Archivos diarios: mayo 25, 2011

EDITORIAL ORIENTE

Han pasado tantos años que ya no recuerdo con exactitud los rostros de quienes en aquel lejano 1998, llegaron a la antigua librería “Viet Nam” de Camagüey, buscando textos de autores inéditos. Yo llevaba como seis o siete años intentando seducir a alguna editorial con el original de “¿Quién le pone el cascabel al Oscar?”. Pero por las respuestas (casi siempre en forma de silencios), parecía condenado a ser otro más de los tantos autores de provincia que no han conseguido publicar jamás ni siquiera un folleto.

Le debo a la Editorial Oriente de Santiago de Cuba, esa que ahora festeja su cumpleaños cuarenta, toda mi visibilidad como autor. Primero fue “¿Quién le pone el cascabel al Oscar?”, pero después llegaron “La edad de la herejía” (que me propició mi segundo Premio de la Crítica Literaria), “Todo sobre Oscar”, y “Otras maneras de pensar el cine cubano” (mi tercer Premio de la Crítica).
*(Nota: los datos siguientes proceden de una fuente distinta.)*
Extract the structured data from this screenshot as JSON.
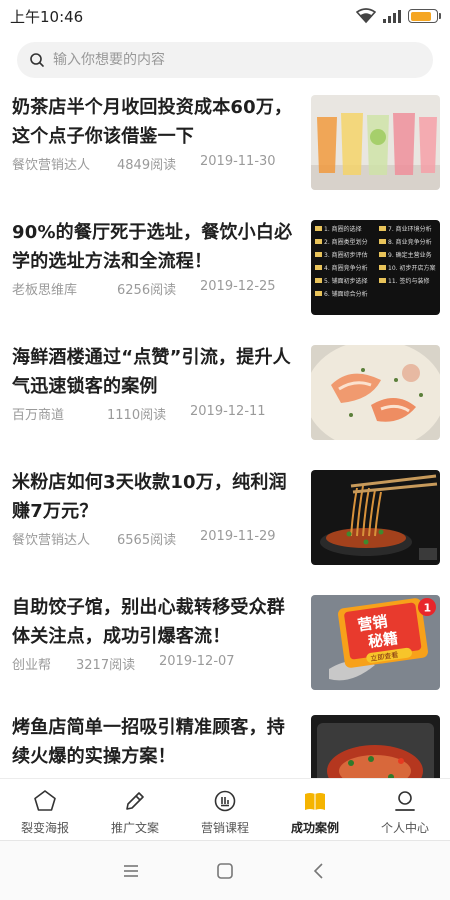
{
  "status_bar": {
    "time": "上午10:46",
    "battery_percent": 80
  },
  "search": {
    "placeholder": "输入你想要的内容"
  },
  "articles": [
    {
      "title": "奶茶店半个月收回投资成本60万，这个点子你该借鉴一下",
      "author": "餐饮营销达人",
      "reads": "4849阅读",
      "date": "2019-11-30"
    },
    {
      "title": "90%的餐厅死于选址，餐饮小白必学的选址方法和全流程！",
      "author": "老板思维库",
      "reads": "6256阅读",
      "date": "2019-12-25"
    },
    {
      "title": "海鲜酒楼通过“点赞”引流，提升人气迅速锁客的案例",
      "author": "百万商道",
      "reads": "1110阅读",
      "date": "2019-12-11"
    },
    {
      "title": "米粉店如何3天收款10万，纯利润赚7万元？",
      "author": "餐饮营销达人",
      "reads": "6565阅读",
      "date": "2019-11-29"
    },
    {
      "title": "自助饺子馆，别出心裁转移受众群体关注点，成功引爆客流！",
      "author": "创业帮",
      "reads": "3217阅读",
      "date": "2019-12-07"
    },
    {
      "title": "烤鱼店简单一招吸引精准顾客，持续火爆的实操方案！",
      "author": "",
      "reads": "",
      "date": ""
    }
  ],
  "thumb_texts": {
    "site_list": [
      "1. 商圈的选择",
      "2. 商圈类型划分",
      "3. 商圈初步评估",
      "4. 商圈竞争分析",
      "5. 铺面初步选择",
      "6. 铺面综合分析",
      "7. 商业环境分析",
      "8. 商业竞争分析",
      "9. 确定主营业务",
      "10. 初步开店方案",
      "11. 签约与装修"
    ],
    "badge_line1": "营销",
    "badge_line2": "秘籍",
    "badge_sub": "立即查看",
    "badge_count": "1"
  },
  "bottom_nav": [
    {
      "label": "裂变海报",
      "icon": "pentagon-icon",
      "active": false
    },
    {
      "label": "推广文案",
      "icon": "pencil-icon",
      "active": false
    },
    {
      "label": "营销课程",
      "icon": "course-icon",
      "active": false
    },
    {
      "label": "成功案例",
      "icon": "book-icon",
      "active": true
    },
    {
      "label": "个人中心",
      "icon": "user-icon",
      "active": false
    }
  ],
  "colors": {
    "accent": "#f5b400",
    "text": "#1f1f1f",
    "meta": "#9a9a9a",
    "battery": "#f5a623"
  }
}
Ya a estas alturas me siento parte de esa casa editorial. Tanto que no he dudado en aceptar la invitación que me hacen ahora para participar en el programa de actividades que han preparado, con el fin de resaltar el aniversario.

Tal vez sin proponérselo, la Editorial Oriente ha conseguido conformar uno de los más impresionantes catálogos referidos al cine que existen en el país. Autores como Luciano Castillo, Reynaldo González, Frank Padrón Nodarse, Oneyda González, o Armando Pérez Padrón, por mencionar algunos, han encontrado aquí un verdadero respaldo institucional. Y títulos como “Coordenadas del cine cubano” (1 y 2) o “Huellas olvidadas del cine cubano”, se han convertido en referencias insoslayables.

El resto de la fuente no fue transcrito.